Class projects

General guidelines

The purpose of class projects is two-fold. Their primary purpose is to evaluate you, but they are also intended to expose the whole class to certain important topics I will not cover separately. Keep this in mind when working on your projects.

For all projects, you should

Submit a written report that will be put up on the course webpage.
Prepare a presentation that summarizes your findings to the class. Your presentation should have enough details so that your audience gains a reasonable understanding of the problem you have tried to solve, the difficulties in solving it, and the solution(s) you have come up with.
Wherever relevant, submit all code you have written.
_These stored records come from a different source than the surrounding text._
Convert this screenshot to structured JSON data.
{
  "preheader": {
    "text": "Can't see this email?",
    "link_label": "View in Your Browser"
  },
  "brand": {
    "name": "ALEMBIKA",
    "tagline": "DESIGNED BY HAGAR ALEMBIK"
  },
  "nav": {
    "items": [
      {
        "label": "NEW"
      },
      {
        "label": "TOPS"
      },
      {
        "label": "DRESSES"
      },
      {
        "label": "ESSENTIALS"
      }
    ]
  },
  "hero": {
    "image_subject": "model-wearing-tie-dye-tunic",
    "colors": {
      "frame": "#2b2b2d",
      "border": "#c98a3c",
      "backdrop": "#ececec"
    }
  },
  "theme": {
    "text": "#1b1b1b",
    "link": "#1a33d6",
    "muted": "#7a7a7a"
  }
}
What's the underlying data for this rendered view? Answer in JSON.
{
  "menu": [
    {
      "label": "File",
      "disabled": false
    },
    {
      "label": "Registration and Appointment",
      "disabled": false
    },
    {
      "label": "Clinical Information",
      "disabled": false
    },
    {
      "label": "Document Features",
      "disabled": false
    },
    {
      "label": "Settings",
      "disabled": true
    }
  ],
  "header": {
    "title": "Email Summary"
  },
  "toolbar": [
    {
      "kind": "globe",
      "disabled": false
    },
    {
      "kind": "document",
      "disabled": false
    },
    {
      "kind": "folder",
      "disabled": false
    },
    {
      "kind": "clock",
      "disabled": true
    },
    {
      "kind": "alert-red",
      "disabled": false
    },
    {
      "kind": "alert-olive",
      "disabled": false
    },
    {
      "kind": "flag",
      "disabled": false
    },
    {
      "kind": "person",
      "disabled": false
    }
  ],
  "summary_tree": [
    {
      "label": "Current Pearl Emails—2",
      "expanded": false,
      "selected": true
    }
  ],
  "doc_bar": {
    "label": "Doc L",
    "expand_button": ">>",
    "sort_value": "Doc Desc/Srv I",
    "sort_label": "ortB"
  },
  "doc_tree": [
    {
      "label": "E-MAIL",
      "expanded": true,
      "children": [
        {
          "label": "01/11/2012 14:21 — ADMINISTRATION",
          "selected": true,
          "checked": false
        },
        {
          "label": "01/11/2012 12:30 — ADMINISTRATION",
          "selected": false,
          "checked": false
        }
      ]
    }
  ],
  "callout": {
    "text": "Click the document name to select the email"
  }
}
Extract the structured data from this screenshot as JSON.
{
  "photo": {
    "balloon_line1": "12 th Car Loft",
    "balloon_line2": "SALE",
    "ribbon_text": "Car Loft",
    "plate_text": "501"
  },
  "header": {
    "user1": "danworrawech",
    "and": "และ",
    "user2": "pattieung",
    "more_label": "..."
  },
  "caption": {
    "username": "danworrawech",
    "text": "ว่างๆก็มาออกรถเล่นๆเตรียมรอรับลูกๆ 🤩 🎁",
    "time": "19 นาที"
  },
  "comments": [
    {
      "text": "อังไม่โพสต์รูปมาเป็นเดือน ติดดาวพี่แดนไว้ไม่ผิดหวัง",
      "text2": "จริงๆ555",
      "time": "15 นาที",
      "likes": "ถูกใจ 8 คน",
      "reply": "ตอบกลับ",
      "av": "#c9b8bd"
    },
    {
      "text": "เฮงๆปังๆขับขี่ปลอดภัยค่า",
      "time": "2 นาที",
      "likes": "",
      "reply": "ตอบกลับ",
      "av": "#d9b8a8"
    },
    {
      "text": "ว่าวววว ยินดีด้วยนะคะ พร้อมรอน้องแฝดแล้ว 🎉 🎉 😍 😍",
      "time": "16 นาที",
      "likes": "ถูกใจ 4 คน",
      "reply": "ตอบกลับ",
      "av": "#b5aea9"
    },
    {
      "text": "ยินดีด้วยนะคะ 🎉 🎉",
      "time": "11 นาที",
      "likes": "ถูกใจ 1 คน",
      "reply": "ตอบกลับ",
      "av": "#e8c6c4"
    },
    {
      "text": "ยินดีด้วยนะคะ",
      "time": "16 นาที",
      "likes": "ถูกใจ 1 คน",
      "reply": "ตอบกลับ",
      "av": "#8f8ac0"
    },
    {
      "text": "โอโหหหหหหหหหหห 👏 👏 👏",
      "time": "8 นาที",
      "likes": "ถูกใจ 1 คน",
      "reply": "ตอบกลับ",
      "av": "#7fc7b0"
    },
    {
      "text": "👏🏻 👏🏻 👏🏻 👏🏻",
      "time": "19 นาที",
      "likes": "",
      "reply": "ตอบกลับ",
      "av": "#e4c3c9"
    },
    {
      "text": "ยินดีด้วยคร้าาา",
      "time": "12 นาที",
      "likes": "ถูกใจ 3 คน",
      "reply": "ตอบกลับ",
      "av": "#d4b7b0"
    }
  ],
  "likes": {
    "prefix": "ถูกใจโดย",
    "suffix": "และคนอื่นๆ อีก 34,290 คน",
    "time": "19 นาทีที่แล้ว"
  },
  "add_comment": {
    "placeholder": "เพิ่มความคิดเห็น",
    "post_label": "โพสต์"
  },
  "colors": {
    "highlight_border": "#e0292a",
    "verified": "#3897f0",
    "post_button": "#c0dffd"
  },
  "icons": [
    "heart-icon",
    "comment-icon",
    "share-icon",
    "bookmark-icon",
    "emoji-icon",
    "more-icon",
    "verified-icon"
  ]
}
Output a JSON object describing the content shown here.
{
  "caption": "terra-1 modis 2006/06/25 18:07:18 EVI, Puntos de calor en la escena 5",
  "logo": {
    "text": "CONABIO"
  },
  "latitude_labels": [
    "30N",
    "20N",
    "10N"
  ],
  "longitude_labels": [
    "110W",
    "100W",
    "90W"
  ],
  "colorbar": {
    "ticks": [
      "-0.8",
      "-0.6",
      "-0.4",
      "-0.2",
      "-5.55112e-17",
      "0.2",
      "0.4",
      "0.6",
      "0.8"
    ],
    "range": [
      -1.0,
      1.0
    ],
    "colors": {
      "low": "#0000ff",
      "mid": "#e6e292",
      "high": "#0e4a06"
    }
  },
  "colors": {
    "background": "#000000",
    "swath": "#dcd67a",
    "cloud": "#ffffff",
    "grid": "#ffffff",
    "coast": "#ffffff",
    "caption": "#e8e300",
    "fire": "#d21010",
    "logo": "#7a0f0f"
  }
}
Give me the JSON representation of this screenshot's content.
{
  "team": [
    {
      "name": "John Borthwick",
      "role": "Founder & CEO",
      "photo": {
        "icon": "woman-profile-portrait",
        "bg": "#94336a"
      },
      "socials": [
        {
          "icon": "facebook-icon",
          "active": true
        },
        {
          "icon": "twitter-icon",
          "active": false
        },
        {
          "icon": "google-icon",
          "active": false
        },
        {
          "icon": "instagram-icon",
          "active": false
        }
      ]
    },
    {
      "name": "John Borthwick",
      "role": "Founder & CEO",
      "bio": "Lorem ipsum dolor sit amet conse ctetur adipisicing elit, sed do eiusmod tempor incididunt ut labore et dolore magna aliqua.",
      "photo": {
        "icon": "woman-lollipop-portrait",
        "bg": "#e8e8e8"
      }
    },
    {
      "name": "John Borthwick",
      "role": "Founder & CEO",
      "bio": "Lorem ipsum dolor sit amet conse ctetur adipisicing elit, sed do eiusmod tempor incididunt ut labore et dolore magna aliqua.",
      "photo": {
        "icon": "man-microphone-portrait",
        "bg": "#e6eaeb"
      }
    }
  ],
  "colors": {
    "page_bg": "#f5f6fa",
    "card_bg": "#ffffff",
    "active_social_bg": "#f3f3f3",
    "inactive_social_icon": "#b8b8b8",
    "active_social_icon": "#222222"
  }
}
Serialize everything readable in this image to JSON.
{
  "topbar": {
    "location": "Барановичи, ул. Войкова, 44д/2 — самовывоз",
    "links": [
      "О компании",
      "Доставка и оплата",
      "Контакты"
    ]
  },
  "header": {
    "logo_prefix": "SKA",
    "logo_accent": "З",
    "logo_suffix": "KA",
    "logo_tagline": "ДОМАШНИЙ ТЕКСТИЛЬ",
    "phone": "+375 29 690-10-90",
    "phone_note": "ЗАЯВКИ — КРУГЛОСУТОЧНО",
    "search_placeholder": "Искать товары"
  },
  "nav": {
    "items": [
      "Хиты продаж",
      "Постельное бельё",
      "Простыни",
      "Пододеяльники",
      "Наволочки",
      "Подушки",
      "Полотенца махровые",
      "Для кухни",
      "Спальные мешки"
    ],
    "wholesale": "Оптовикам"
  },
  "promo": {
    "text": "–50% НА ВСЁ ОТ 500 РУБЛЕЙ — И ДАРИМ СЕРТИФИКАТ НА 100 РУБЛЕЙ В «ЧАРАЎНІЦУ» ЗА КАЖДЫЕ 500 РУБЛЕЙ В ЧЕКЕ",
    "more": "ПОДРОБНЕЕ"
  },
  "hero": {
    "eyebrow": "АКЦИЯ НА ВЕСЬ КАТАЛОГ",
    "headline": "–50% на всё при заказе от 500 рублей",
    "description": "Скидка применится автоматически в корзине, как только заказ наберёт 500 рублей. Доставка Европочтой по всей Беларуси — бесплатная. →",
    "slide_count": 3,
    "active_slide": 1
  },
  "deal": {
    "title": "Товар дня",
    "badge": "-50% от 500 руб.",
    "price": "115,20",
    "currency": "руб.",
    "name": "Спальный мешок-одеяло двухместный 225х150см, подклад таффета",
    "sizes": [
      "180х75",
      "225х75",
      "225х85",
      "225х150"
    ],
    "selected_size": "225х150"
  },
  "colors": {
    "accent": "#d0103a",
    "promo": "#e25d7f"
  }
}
Your code should be well-formatted and commented, so that others can understand what it does without further explanation. (Unlike the Linear Models course, quality of code will count in grading.)
For this course, the process of arriving at a solution is often more important than the solution itself. Do not hesitate to give details of your learning experience in your report and presentation.
There are often many different ways to solve the same problem. Evaluating and comparing the different ways in an objective manner is an important skill. You are encouraged to try out various solutions and report on their relative merits. In particular, you should attempt to implement solution both in R and C/C++ whenever feasible and present a comparison.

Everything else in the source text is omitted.